The Believer - If He Hollers Let Him Go - by Rachel Kaadzi Ghansah
▻http://www.believermag.com/issues/201310/?read=article_ghansah
Chappelle’s comedy found fans in many worlds. At a recent barbecue in Philadelphia, a friend of the host dutifully but disinterestedly interrogated me about my life, and got excited only when my mother let it slip that I was working on a piece about Dave Chappelle. “Aw, man. I miss that guy,” he said. “He was my friend. I really felt like he was my friend.” I hear this a lot, usually from white people, and usually from white people without many black friends—like this seventy-year-old comparative literature professor in Birkenstocks.

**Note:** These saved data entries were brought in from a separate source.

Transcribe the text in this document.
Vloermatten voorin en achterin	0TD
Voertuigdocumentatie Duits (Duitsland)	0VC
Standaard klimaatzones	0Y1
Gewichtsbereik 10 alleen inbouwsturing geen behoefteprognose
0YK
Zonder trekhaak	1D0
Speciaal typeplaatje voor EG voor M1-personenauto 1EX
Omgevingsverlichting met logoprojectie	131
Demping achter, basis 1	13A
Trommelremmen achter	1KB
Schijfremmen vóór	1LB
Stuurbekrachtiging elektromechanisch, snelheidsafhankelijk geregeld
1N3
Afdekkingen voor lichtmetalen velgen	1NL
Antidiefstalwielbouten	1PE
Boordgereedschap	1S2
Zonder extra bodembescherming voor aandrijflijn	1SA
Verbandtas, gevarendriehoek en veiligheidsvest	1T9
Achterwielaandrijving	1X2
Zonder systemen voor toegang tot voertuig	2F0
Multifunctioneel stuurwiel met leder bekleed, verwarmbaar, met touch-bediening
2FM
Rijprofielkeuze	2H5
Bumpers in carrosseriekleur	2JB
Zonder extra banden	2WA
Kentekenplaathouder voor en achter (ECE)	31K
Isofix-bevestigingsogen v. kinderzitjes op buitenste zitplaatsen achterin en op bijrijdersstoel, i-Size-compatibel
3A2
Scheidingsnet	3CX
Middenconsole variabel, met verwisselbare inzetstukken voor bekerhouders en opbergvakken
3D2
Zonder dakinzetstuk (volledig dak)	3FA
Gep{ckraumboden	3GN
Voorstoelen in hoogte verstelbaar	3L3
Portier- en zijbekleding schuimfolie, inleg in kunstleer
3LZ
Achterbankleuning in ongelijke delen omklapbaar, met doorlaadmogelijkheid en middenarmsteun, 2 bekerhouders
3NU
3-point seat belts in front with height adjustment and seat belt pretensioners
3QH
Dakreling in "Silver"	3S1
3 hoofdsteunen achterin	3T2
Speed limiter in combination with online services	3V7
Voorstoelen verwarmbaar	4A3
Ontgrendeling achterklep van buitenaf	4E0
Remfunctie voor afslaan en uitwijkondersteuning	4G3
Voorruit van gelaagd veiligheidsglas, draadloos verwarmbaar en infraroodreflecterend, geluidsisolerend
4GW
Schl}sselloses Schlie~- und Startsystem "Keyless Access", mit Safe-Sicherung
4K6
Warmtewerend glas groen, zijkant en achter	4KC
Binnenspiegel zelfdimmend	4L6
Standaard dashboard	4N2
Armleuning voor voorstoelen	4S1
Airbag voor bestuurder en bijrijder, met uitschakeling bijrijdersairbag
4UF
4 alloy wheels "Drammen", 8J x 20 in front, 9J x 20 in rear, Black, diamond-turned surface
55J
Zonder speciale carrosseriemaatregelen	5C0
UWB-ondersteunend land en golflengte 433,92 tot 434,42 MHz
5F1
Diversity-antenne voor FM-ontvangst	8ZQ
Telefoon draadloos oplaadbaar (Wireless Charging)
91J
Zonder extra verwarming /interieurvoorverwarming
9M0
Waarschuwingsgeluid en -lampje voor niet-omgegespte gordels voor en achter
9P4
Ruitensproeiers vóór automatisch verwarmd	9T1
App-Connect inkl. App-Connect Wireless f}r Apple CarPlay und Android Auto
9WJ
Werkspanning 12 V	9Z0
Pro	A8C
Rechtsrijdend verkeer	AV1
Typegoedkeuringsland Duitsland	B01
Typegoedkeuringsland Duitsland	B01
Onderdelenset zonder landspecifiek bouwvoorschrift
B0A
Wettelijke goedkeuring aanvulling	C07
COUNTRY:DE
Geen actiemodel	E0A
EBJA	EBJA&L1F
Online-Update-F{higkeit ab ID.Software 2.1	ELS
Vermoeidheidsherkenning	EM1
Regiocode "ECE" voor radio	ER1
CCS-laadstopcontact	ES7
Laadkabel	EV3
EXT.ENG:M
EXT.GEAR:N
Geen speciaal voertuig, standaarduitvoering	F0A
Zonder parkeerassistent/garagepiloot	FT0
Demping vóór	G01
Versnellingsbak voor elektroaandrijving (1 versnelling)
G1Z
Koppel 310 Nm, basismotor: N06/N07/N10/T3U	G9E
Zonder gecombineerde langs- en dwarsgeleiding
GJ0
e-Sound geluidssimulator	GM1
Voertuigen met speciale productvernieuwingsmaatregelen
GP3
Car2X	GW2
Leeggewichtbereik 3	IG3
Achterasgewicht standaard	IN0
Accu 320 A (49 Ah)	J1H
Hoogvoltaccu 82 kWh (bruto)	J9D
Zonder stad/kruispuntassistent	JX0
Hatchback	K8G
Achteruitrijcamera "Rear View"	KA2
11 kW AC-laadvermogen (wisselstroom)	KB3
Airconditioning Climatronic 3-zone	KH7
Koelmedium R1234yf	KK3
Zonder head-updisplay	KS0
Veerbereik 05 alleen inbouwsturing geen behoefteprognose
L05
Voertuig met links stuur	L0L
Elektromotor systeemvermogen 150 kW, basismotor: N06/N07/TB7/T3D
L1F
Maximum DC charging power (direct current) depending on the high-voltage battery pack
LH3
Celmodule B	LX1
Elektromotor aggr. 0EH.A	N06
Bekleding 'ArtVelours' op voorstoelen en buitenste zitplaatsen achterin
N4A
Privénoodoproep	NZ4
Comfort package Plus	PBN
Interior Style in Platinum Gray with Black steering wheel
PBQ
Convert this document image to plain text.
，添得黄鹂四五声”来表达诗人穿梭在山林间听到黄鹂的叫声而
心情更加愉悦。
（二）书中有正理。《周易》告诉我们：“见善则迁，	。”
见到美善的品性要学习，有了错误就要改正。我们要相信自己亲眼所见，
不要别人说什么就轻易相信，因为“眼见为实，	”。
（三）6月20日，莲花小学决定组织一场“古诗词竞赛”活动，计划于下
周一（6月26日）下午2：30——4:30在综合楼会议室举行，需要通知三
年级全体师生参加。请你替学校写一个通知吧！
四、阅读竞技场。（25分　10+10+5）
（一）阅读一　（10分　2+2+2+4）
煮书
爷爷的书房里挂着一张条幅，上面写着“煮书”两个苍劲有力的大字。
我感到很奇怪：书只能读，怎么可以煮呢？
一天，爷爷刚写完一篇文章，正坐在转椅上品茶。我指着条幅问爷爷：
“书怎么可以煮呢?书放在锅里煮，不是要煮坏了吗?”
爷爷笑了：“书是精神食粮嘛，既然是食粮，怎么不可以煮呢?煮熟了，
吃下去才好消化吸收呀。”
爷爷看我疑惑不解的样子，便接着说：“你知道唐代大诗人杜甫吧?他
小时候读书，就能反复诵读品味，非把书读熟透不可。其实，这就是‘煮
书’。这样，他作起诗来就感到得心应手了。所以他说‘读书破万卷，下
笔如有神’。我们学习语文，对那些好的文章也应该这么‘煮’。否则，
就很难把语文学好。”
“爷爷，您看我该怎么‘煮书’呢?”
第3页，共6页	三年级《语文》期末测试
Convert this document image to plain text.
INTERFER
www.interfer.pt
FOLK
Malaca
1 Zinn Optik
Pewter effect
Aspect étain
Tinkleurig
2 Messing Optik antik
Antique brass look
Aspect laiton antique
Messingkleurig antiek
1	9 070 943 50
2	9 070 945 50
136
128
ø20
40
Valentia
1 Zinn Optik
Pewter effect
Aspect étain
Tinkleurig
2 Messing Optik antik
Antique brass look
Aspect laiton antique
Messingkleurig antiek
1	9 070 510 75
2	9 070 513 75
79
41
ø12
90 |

Part of what made the show so ingenious was that Chappelle’s racial invective found friends in strange places. With a regularly broadcasted television show, Chappelle was finally able to display what writer and activist Kevin Powell described in an Esquire profile as a “unique capacity to stand out and blend in, to cross boundaries and set up roadblocks.” Almost overnight, Chappelle became America’s black friend. He was a polyglot. He told Powell that, growing up, he used to “hang out with the Jewish kids, black kids, and Vietnamese immigrants,” and it was apparent that Chappelle had used these experiences to become America’s consul and translator for all things racial.